Une facture est impayée dès le lendemain de la date d'échéance prévue ou, à défaut, après 30 jours.
Entre professionnels, les intérêts de retard et l'indemnité de 40 euros sont dus de plein droit, sans relance.
La mise en demeure par lettre recommandée encadre la démarche avant toute action judiciaire.
L'injonction de payer convient aux créances non contestées ; l'assignation aux litiges sérieux.
L'action en paiement se prescrit par 5 ans entre professionnels et 2 ans face à un consommateur.
Seule une demande en justice interrompt la prescription, jamais une simple mise en demeure.
Quand une facture devient-elle impayée ?
En bref
Dès le lendemain de la date d'échéance. À défaut de date convenue, le paiement est dû dans les 30 jours suivant la réception de la facture entre professionnels.

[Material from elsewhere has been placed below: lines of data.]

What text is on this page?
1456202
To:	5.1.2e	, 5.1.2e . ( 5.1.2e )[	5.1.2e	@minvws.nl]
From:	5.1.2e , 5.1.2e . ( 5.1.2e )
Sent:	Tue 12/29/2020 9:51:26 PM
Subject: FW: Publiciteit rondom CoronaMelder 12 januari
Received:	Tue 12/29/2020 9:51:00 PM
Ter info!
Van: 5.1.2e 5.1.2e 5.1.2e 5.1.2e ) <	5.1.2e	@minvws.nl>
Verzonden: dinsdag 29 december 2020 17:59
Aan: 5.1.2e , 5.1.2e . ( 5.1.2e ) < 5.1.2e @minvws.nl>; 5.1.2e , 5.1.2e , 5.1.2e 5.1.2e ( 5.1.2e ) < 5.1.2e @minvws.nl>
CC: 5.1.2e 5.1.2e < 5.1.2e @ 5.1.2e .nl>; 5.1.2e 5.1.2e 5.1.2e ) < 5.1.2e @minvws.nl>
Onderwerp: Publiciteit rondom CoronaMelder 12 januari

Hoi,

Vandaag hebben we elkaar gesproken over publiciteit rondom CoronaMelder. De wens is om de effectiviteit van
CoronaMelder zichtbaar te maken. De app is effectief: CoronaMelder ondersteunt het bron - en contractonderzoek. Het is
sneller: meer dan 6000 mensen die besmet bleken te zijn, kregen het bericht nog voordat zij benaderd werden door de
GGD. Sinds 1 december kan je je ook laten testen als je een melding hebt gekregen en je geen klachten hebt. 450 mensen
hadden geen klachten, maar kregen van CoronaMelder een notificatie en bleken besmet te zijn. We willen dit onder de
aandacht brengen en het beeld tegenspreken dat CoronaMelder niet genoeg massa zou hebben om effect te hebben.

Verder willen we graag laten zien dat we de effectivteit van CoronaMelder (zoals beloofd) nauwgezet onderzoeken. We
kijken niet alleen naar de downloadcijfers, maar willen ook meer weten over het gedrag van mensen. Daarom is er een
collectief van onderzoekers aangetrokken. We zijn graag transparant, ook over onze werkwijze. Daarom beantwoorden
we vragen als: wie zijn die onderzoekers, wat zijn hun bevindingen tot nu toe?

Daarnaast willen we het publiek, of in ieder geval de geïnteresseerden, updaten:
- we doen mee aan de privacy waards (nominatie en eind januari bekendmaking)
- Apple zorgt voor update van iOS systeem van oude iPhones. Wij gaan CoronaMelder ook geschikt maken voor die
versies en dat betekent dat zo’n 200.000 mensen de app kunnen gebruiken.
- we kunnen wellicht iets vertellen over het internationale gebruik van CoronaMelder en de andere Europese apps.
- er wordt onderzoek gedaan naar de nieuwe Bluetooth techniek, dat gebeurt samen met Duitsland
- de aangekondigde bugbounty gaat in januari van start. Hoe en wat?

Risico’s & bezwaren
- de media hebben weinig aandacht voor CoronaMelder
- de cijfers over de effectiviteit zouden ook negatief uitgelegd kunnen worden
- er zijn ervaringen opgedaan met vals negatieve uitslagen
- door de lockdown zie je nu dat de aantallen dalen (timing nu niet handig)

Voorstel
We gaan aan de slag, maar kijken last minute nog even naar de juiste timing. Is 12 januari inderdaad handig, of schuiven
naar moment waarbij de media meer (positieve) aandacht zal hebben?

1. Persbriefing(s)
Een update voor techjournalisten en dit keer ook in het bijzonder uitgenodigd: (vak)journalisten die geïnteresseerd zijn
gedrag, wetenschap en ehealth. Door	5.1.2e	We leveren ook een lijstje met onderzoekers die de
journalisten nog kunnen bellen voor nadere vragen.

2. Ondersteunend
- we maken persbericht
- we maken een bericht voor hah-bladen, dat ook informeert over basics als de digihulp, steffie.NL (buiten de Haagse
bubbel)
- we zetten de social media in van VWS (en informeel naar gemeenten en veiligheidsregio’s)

Une facture est considérée comme impayée dès le lendemain de sa date d'échéance. Cette échéance figure en principe sur le devis, le contrat ou les conditions générales de vente. À défaut de délai convenu, le paiement est dû dans les trente jours suivant la réception des marchandises ou l'exécution de la prestation entre professionnels.

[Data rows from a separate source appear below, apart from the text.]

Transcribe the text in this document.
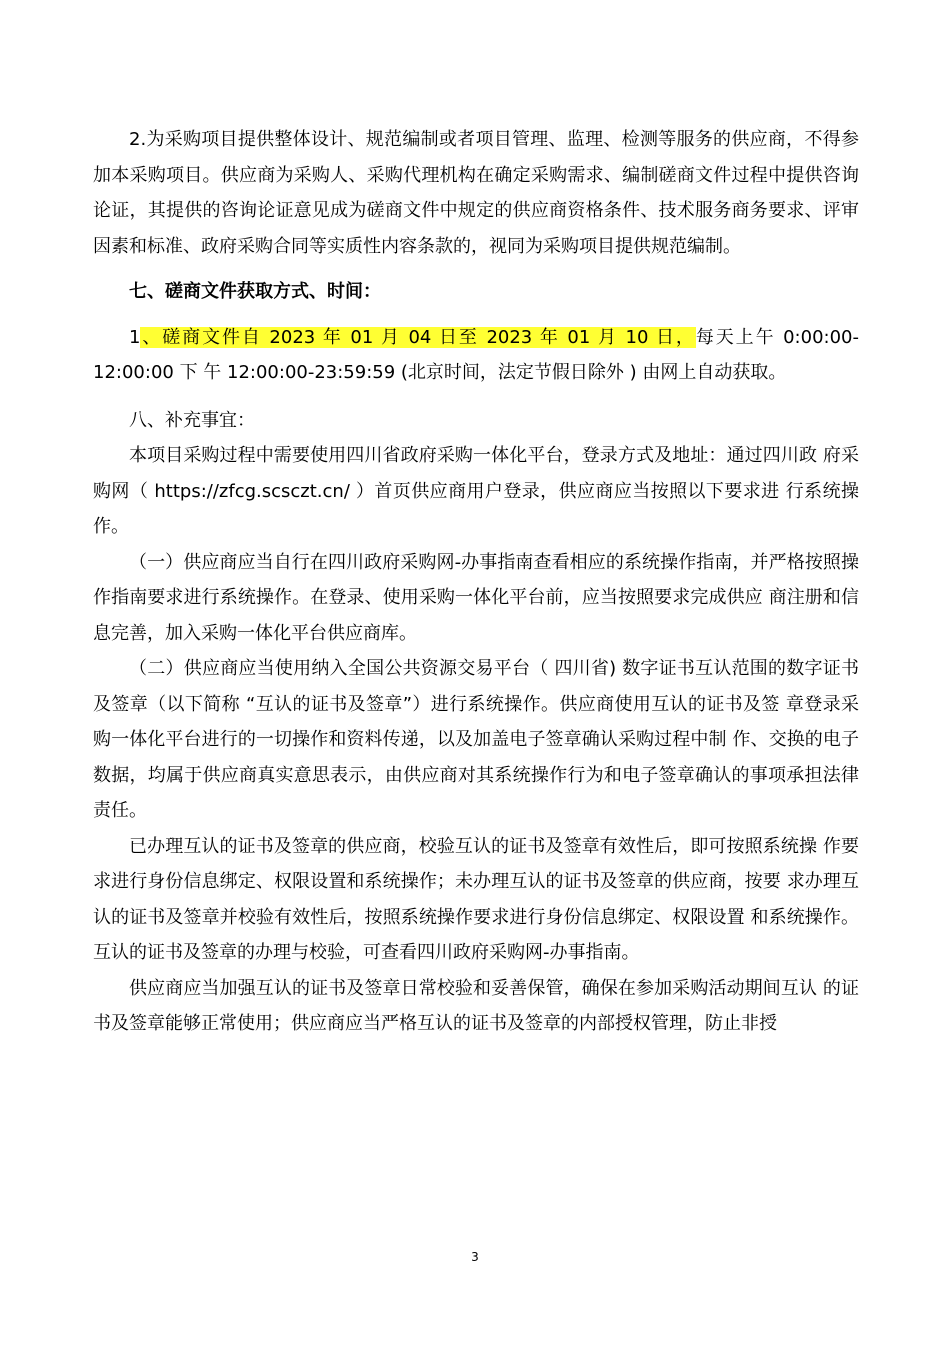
2.为采购项目提供整体设计、规范编制或者项目管理、监理、检测等服务的供应商，不得参加本采购项目。供应商为采购人、采购代理机构在确定采购需求、编制磋商文件过程中提供咨询论证，其提供的咨询论证意见成为磋商文件中规定的供应商资格条件、技术服务商务要求、评审因素和标准、政府采购合同等实质性内容条款的，视同为采购项目提供规范编制。

七、磋商文件获取方式、时间：

1、磋商文件自 2023 年 01 月 04 日至 2023 年 01 月 10 日，每天上午 0:00:00-12:00:00 下 午 12:00:00-23:59:59 (北京时间，法定节假日除外 ) 由网上自动获取。

八、补充事宜：

本项目采购过程中需要使用四川省政府采购一体化平台，登录方式及地址：通过四川政 府采购网（ https://zfcg.scsczt.cn/ ）首页供应商用户登录，供应商应当按照以下要求进 行系统操作。

（一）供应商应当自行在四川政府采购网-办事指南查看相应的系统操作指南，并严格按照操作指南要求进行系统操作。在登录、使用采购一体化平台前，应当按照要求完成供应 商注册和信息完善，加入采购一体化平台供应商库。

（二）供应商应当使用纳入全国公共资源交易平台（ 四川省) 数字证书互认范围的数字证书及签章（以下简称 “互认的证书及签章”）进行系统操作。供应商使用互认的证书及签 章登录采购一体化平台进行的一切操作和资料传递，以及加盖电子签章确认采购过程中制 作、交换的电子数据，均属于供应商真实意思表示，由供应商对其系统操作行为和电子签章确认的事项承担法律责任。

已办理互认的证书及签章的供应商，校验互认的证书及签章有效性后，即可按照系统操 作要求进行身份信息绑定、权限设置和系统操作；未办理互认的证书及签章的供应商，按要 求办理互认的证书及签章并校验有效性后，按照系统操作要求进行身份信息绑定、权限设置 和系统操作。互认的证书及签章的办理与校验，可查看四川政府采购网-办事指南。

供应商应当加强互认的证书及签章日常校验和妥善保管，确保在参加采购活动期间互认 的证书及签章能够正常使用；供应商应当严格互认的证书及签章的内部授权管理，防止非授

3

Concrètement, une facture payable le 30 avril devient impayée le 1er mai. Tant que l'échéance n'est pas dépassée, le client n'est pas en retard : aucun recouvrement ne peut être engagé avant ce terme, même si le client tarde à répondre.
Que peut-on réclamer dès le premier jour de retard ?
En bref
Entre professionnels, des intérêts de retard et une indemnité forfaitaire de 40 euros pour frais de recouvrement, dus de plein droit dès l'échéance, sans relance préalable.
Dès le dépassement de l'échéance, et lorsque le débiteur est un professionnel, deux sommes s'ajoutent à la facture, automatiquement et sans qu'une mise en demeure soit nécessaire :
des intérêts de retard, au taux prévu au contrat ou, à défaut, au taux directeur de la Banque centrale européenne majoré de 10 points ;
une indemnité forfaitaire pour frais de recouvrement, fixée par décret à 40 euros par facture en retard.
Ces sommes sont dues de plein droit. Elles n'ont pas à être réclamées par un courrier particulier pour exister, même si les mentionner dans les relances reste utile.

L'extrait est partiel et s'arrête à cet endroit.